This empirical study is concerned with examining the relation between tempo and expressive timing in music performance. The participants were asked to listen to ten sound examples (in their genre of preference) and to indicate which example was an original recording and which was a tempo-transformed version (i.e., a slowed-down or speeded-up version of the original).
Two hypotheses will be considered: the relational invariance hypothesis and the tempo-specific timing hypothesis. The first hypothesis predicts no significant difference in responses to the original and tempo-transformed excerpts: both excerpts will sound equally natural, so that the respondents will consider both versions musically plausible performances, and, consequently, just guess what is an original recording. The second hypothesis is based on the idea that expressive timing in music performance (defined as the local deviations from isochrony and/or more global changes in tempo) is intrinsically related to global tempo.

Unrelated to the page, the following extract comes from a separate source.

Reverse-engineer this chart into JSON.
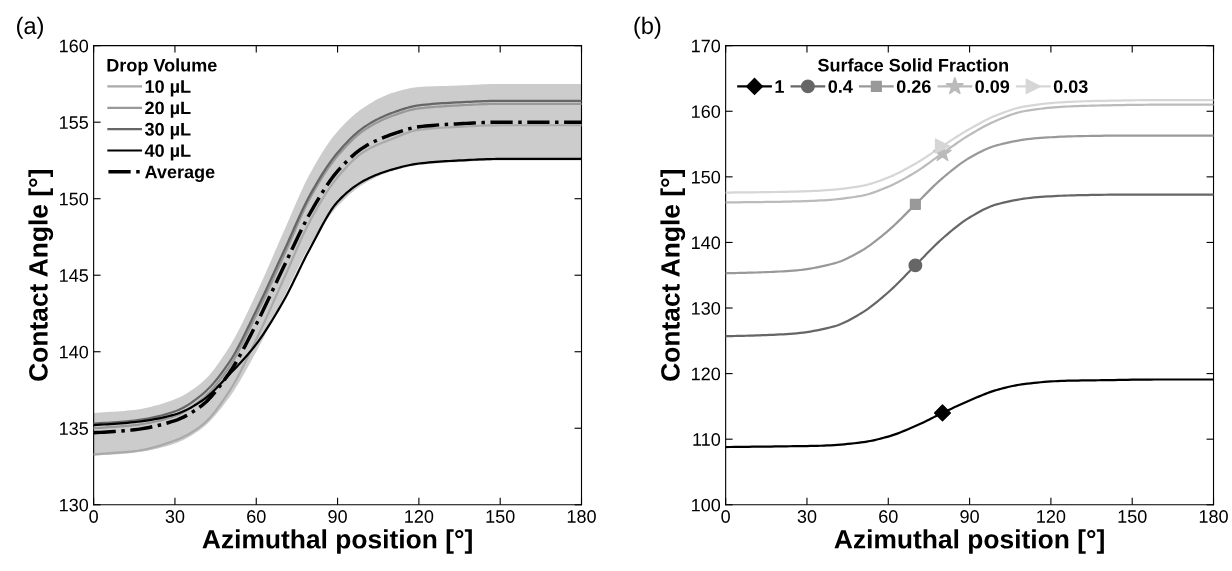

When expressive timing is simply scaled proportionally to another tempo this may make the performance sound awkward or unnatural, and hence easier to identify as an tempo-transformed version.
The results of a pilot study (N=307) indicate that a significant majority of the participants could indicate what was as an original and what a tempo-transformed version. The results suggest that expressive timing can function as a clue in identifying a real performance. These results are discussed in the context of whether there is perceptual invariance of expressive timing under tempo transformation.